Rock art, Ballynakilly, Co. Kerry
Co. Kerry |
Settlement Sites
On a sandstone outcrop in a Kerry pasture field, somebody once sat and pecked shallow marks into rock, and those marks are still there, faint and weathered, on a surface barely sixty centimetres square.
The outcrop itself is modest, rising no more than 0.75 metres above the ground on a north-west-facing slope at around 169 metres above sea level, overlooking the Behy River valley to the north and backed by mountains to the south-east. It would be easy to walk past without registering it at all.
The decoration belongs to the tradition of prehistoric rock art found across Atlantic Europe, in which cup-and-ring motifs, concentric carved circles surrounding a central depression, were pecked into exposed stone surfaces, most likely during the Neolithic or Bronze Age.
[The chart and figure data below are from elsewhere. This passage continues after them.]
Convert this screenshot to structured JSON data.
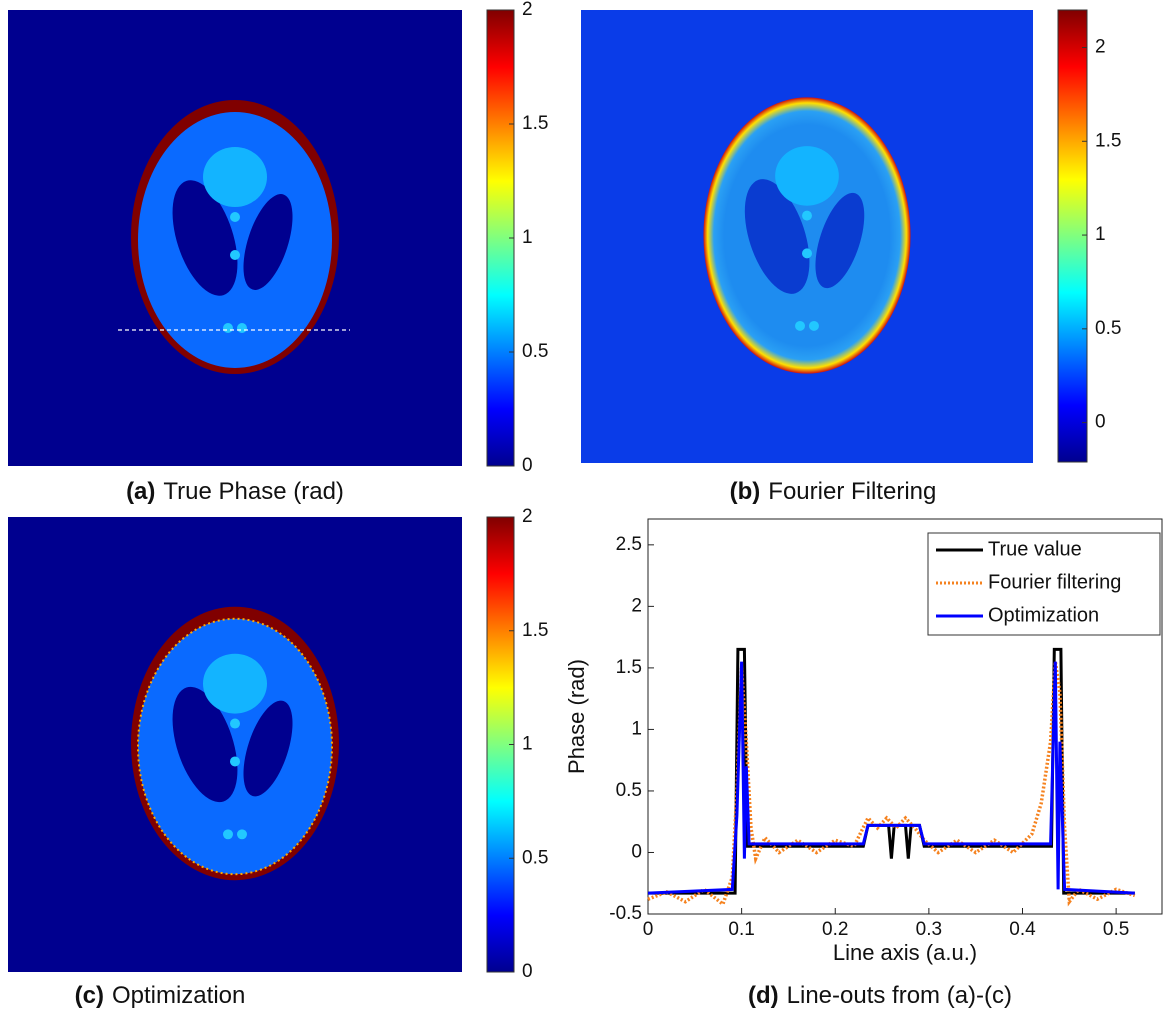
{
  "chart_data": [
    {
      "type": "image",
      "label": "(a)",
      "caption": "True Phase (rad)",
      "colormap": "jet",
      "ylim": [
        0,
        2
      ],
      "yticks": [
        0,
        0.5,
        1,
        1.5,
        2
      ]
    },
    {
      "type": "image",
      "label": "(b)",
      "caption": "Fourier Filtering",
      "colormap": "jet",
      "ylim": [
        -0.21,
        2.2
      ],
      "yticks": [
        0,
        0.5,
        1,
        1.5,
        2
      ]
    },
    {
      "type": "image",
      "label": "(c)",
      "caption": "Optimization",
      "colormap": "jet",
      "ylim": [
        0,
        2
      ],
      "yticks": [
        0,
        0.5,
        1,
        1.5,
        2
      ]
    },
    {
      "type": "line",
      "label": "(d)",
      "caption": "Line-outs from (a)-(c)",
      "x_label": "Line axis (a.u.)",
      "y_label": "Phase (rad)",
      "xlim": [
        0,
        0.549
      ],
      "xticks": [
        0,
        0.1,
        0.2,
        0.3,
        0.4,
        0.5
      ],
      "ylim": [
        -0.5,
        2.71
      ],
      "yticks": [
        -0.5,
        0,
        0.5,
        1,
        1.5,
        2,
        2.5
      ],
      "legend": "northeast",
      "series": [
        {
          "name": "True value",
          "color": "#000000",
          "style": "solid",
          "x": [
            0,
            0.093,
            0.096,
            0.103,
            0.106,
            0.23,
            0.235,
            0.257,
            0.26,
            0.263,
            0.275,
            0.278,
            0.281,
            0.29,
            0.295,
            0.431,
            0.434,
            0.441,
            0.444,
            0.52
          ],
          "values": [
            -0.33,
            -0.33,
            1.65,
            1.65,
            0.05,
            0.05,
            0.22,
            0.22,
            -0.05,
            0.22,
            0.22,
            -0.05,
            0.22,
            0.22,
            0.05,
            0.05,
            1.65,
            1.65,
            -0.33,
            -0.33
          ]
        },
        {
          "name": "Fourier filtering",
          "color": "#f5821f",
          "style": "dotted",
          "x": [
            0,
            0.02,
            0.04,
            0.06,
            0.08,
            0.09,
            0.095,
            0.1,
            0.105,
            0.11,
            0.115,
            0.125,
            0.14,
            0.16,
            0.18,
            0.2,
            0.22,
            0.235,
            0.245,
            0.255,
            0.265,
            0.275,
            0.285,
            0.295,
            0.31,
            0.33,
            0.35,
            0.37,
            0.39,
            0.41,
            0.42,
            0.43,
            0.435,
            0.44,
            0.445,
            0.45,
            0.46,
            0.48,
            0.5,
            0.52
          ],
          "values": [
            -0.38,
            -0.32,
            -0.4,
            -0.3,
            -0.42,
            -0.2,
            0.5,
            1.5,
            0.9,
            0.2,
            -0.05,
            0.12,
            0,
            0.1,
            0,
            0.1,
            0.05,
            0.28,
            0.2,
            0.28,
            0.2,
            0.28,
            0.2,
            0.1,
            0,
            0.1,
            0,
            0.1,
            0,
            0.15,
            0.4,
            0.9,
            1.55,
            1.3,
            0.2,
            -0.4,
            -0.3,
            -0.38,
            -0.3,
            -0.35
          ]
        },
        {
          "name": "Optimization",
          "color": "#0000ff",
          "style": "solid",
          "x": [
            0,
            0.09,
            0.095,
            0.1,
            0.103,
            0.105,
            0.108,
            0.23,
            0.235,
            0.29,
            0.295,
            0.43,
            0.435,
            0.438,
            0.44,
            0.445,
            0.52
          ],
          "values": [
            -0.33,
            -0.3,
            0.3,
            1.55,
            -0.05,
            0.7,
            0.07,
            0.07,
            0.22,
            0.22,
            0.07,
            0.07,
            1.55,
            -0.3,
            0.9,
            -0.3,
            -0.33
          ]
        }
      ]
    }
  ]
}
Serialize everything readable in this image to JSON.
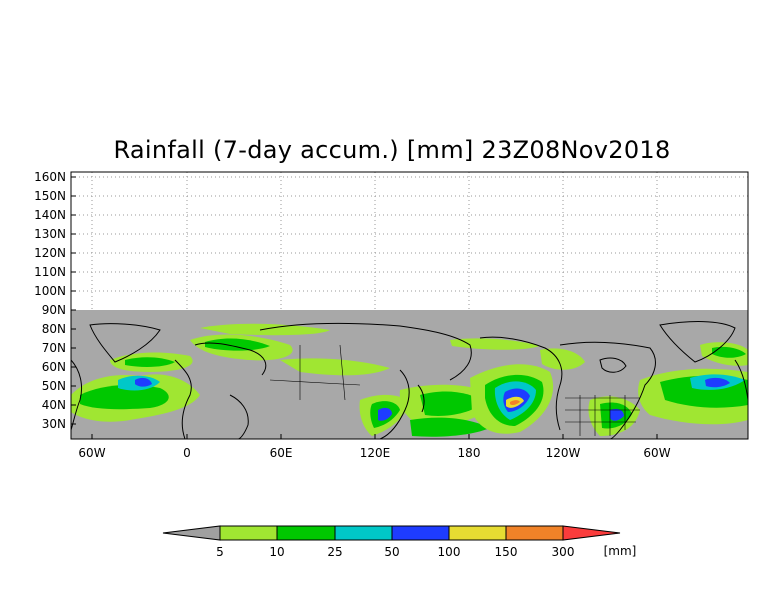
{
  "title": "Rainfall (7-day accum.) [mm] 23Z08Nov2018",
  "latitude_labels": [
    "160N",
    "150N",
    "140N",
    "130N",
    "120N",
    "110N",
    "100N",
    "90N",
    "80N",
    "70N",
    "60N",
    "50N",
    "40N",
    "30N"
  ],
  "longitude_labels": [
    "60W",
    "0",
    "60E",
    "120E",
    "180",
    "120W",
    "60W"
  ],
  "colorbar": {
    "unit": "[mm]",
    "levels": [
      "5",
      "10",
      "25",
      "50",
      "100",
      "150",
      "300"
    ],
    "colors": {
      "below": "#a0a0a0",
      "5-10": "#a0e632",
      "10-25": "#00c800",
      "25-50": "#00c8c8",
      "50-100": "#1e3cff",
      "100-150": "#e6dc32",
      "150-300": "#f08228",
      "above": "#fa3c3c"
    }
  },
  "map_colors": {
    "ocean_land_background": "#a8a8a8",
    "coastline": "#000000",
    "grid": "#9a9a9a"
  }
}
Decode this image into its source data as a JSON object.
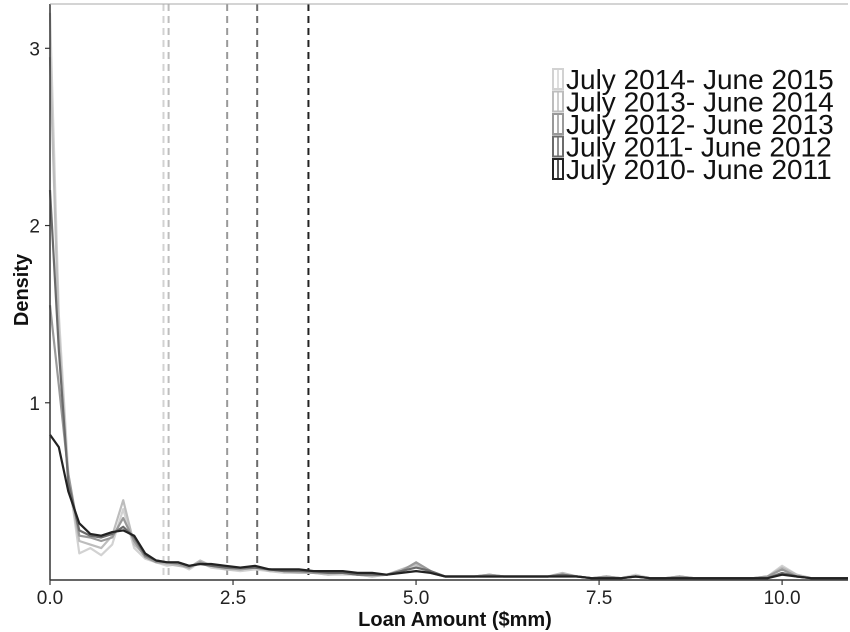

At Ballynakilly, the carving is concentrated towards the southern end of the decorated face. A natural fissure running north to south splits the surface, with grass growing along it, and this divide has effectively separated the motifs into two groups. To the east of the fissure sits one partial cup-and-ring: a cupmark roughly six centimetres across with a half-ring open to the south. To the west, a second cup-and-ring of similar scale has its half-ring open to the north. Five further plain cupmarks, shallow circular depressions with no surrounding rings, are distributed across both sides of the fissure, four to the west and one to the east. A second rock art site lies approximately fourteen metres to the north-west, suggesting this small slope held some repeated or sustained significance for the people who worked these surfaces.
The motifs are described as very weathered and faint, which is worth bearing in mind. Oblique light, particularly in the lower sun angles of morning or late afternoon, tends to pick out shallow carvings like these far more clearly than direct overhead light, which flattens the surface and renders the marks nearly invisible.